星野:東ト協で代表して受付を始めました。ですから本格的にはこれからです。
石原:しかし、既に付けている、装着している車があったのですね。
星野:私どもの会社では全車に装着しております。
石原:改めて(ドラレコの)メカニズムを教えてくれませんか?
星野:運転事故を起こす原因に「ヒヤリハット」という現象があります。運転中、事故に直結しそうな恐ろしさを一瞬感じて「ひやりとする」ことや危険な場面で「はっとした」経験のことを「ヒヤリハット」と呼んでいます。これには「急ブレーキをかける」「急ハンドルを切る」などの動作が伴います。
石原:うん、うん。
星野:ドライバーがそうした行動を取ると、映像に残るわけです。いつ、どこで、どういう場面でやったのかと細かく記録が残る。それを分析し「ヒヤリハットをどうすればなくせるか」を管理者とドライバーが一緒になって話し合いながらなくしていきます。実際に徐々になくなっています。
石原:それは素晴らしい事ですね。
星野:また個々のドライバーにはそれぞれ癖がありますが、習慣的で無意識な危険行動が多く、自分では分からないものです。それを自覚することで予防運転も可能になっていくわけです。例えば車間距離など人によって違いますよね。
石原:ええ。
星野:安全面で見てもきちんと適正な車間距離をとって運転する人もいれば、とらない人もいる。そこでとらない人に注意しても、その人は「とっている」と思い込んでいるわけですよ。
石原:ああ、そうでしょうね。
星野:それが映像にはっきり出るものですから自分の癖が分かる。そこで「直さなくてはいけない」ということになる。

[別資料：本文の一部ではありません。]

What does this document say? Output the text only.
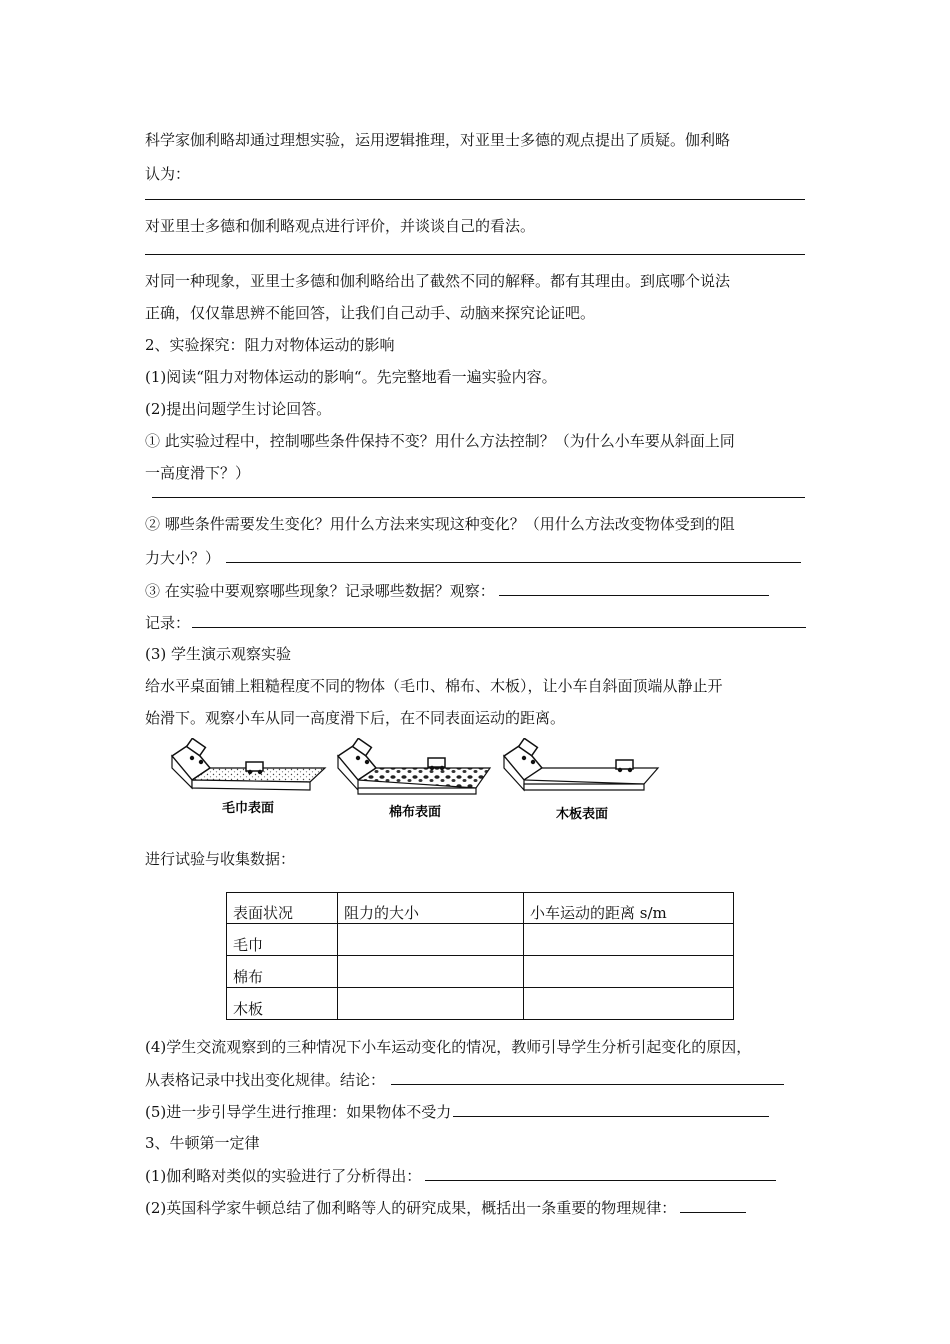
科学家伽利略却通过理想实验，运用逻辑推理，对亚里士多德的观点提出了质疑。伽利略
认为：
对亚里士多德和伽利略观点进行评价，并谈谈自己的看法。
对同一种现象，亚里士多德和伽利略给出了截然不同的解释。都有其理由。到底哪个说法
正确，仅仅靠思辨不能回答，让我们自己动手、动脑来探究论证吧。
2、实验探究：阻力对物体运动的影响
(1)阅读“阻力对物体运动的影响“。先完整地看一遍实验内容。
(2)提出问题学生讨论回答。
① 此实验过程中，控制哪些条件保持不变？用什么方法控制？（为什么小车要从斜面上同
一高度滑下？）
② 哪些条件需要发生变化？用什么方法来实现这种变化？（用什么方法改变物体受到的阻
力大小？）
③ 在实验中要观察哪些现象？记录哪些数据？观察：
记录：
(3) 学生演示观察实验
给水平桌面铺上粗糙程度不同的物体（毛巾、棉布、木板），让小车自斜面顶端从静止开
始滑下。观察小车从同一高度滑下后，在不同表面运动的距离。
毛巾表面	棉布表面	木板表面
进行试验与收集数据：
表面状况	阻力的大小	小车运动的距离 s/m
毛巾		
棉布		
木板		
(4)学生交流观察到的三种情况下小车运动变化的情况，教师引导学生分析引起变化的原因，
从表格记录中找出变化规律。结论：
(5)进一步引导学生进行推理：如果物体不受力
3、牛顿第一定律
(1)伽利略对类似的实验进行了分析得出：
(2)英国科学家牛顿总结了伽利略等人的研究成果，概括出一条重要的物理规律：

石原:気の小さい人間は「ひやっとする」こと多いんじゃない?
星野:だから「ヒヤッ」としなくするわけです、だんだん。
石原:ああ。
星野:そうして癖や習慣が直ってきますから効果はてきめんです。私どもでも導入して一年以上経過しましたが、ドライバー全員の運転が落ち着いてきまして、管理する側も「もう楽でしようがない」と。
石原:それはそれは。援助ももっと早く、徹底すれば良かったですね。
「愛されるトラック業界へ」(星野)
星野:このドライブレコーダーを、傘下会員が保有するトラック9万台のうち5万台に装着する計画です。トラック協会は交付金を頂いておりますから、それを利用して、これから本気でやろうと考えています。環境面でも、ものすごく良くなる。トラックから出す、さっき申し上げたドラム缶68万本分の軽油相当の排ガスがなくなるわけですから。知事が進める「安心・安全な都市づくり」に大変貢献できるのではないかと思います。

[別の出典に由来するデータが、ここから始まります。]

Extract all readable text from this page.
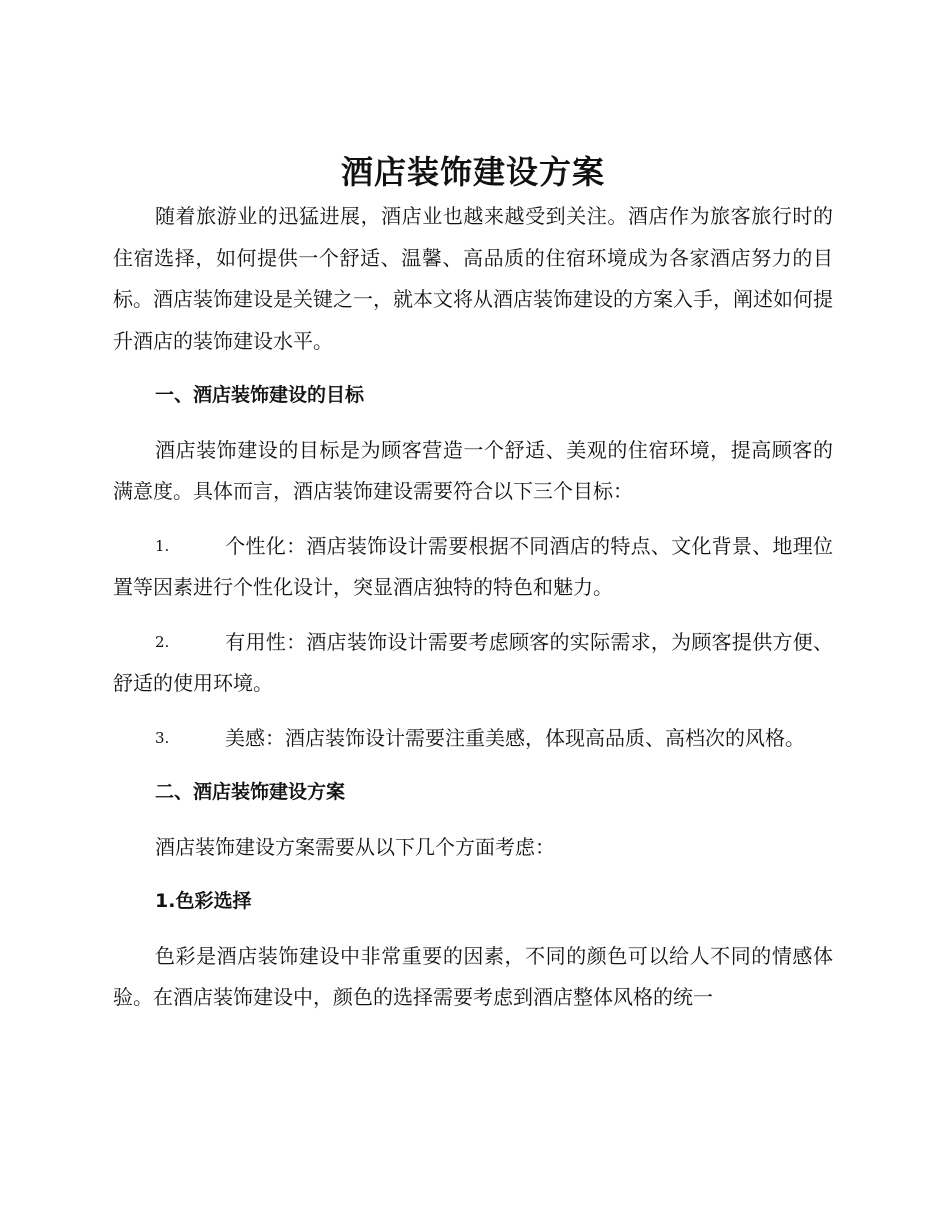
酒店装饰建设方案

随着旅游业的迅猛进展，酒店业也越来越受到关注。酒店作为旅客旅行时的住宿选择，如何提供一个舒适、温馨、高品质的住宿环境成为各家酒店努力的目标。酒店装饰建设是关键之一，就本文将从酒店装饰建设的方案入手，阐述如何提升酒店的装饰建设水平。

一、酒店装饰建设的目标

酒店装饰建设的目标是为顾客营造一个舒适、美观的住宿环境，提高顾客的满意度。具体而言，酒店装饰建设需要符合以下三个目标：

1.	个性化：酒店装饰设计需要根据不同酒店的特点、文化背景、地理位置等因素进行个性化设计，突显酒店独特的特色和魅力。

2.	有用性：酒店装饰设计需要考虑顾客的实际需求，为顾客提供方便、舒适的使用环境。

3.	美感：酒店装饰设计需要注重美感，体现高品质、高档次的风格。

二、酒店装饰建设方案

酒店装饰建设方案需要从以下几个方面考虑：

1.色彩选择

色彩是酒店装饰建设中非常重要的因素，不同的颜色可以给人不同的情感体验。在酒店装饰建设中，颜色的选择需要考虑到酒店整体风格的统一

石原:本当にそうですね。やっぱり何て言うか、大きな車は「怖い」感じがするし「威圧感」もある。
星野:そういう意味で、私どもは常日ごろ「愛されるトラック業界」になりたいと努めています。それには実績として「事故を減らしていく」以外にないと考えています。
石原:そうですね。
星野:もう、トラックには「事故がつきもの」という雰囲気が一般にある。既成概念のようになってしまっている。今回は会員一同「本気で取り組もう」と、ものすごく燃え出しましたから、私は自信があるんです。
石原:それはぜひお願いします。それから、あのダンプカー。ダンプの過積みは最近、昔よりあまり見かけなくなりましたね。あれは取り締まりが厳しくなったせいですか?
星野:はい。取り締まりが厳しくなり、もう定着したようですね。
石原:以前は貨物を山積みにして走っていましたね。この頃、見かけなくなったですな。荷が重すぎてブレーキが効かないのではと心配したけど。
星野:今はもう、ダンプも静かな運転になりました。トラックもそういうことで、イメージを少しずつ変えていき「トラックもそんなに怖いものじゃないんだな」という印象を一般の方々に与えていきたいと思います。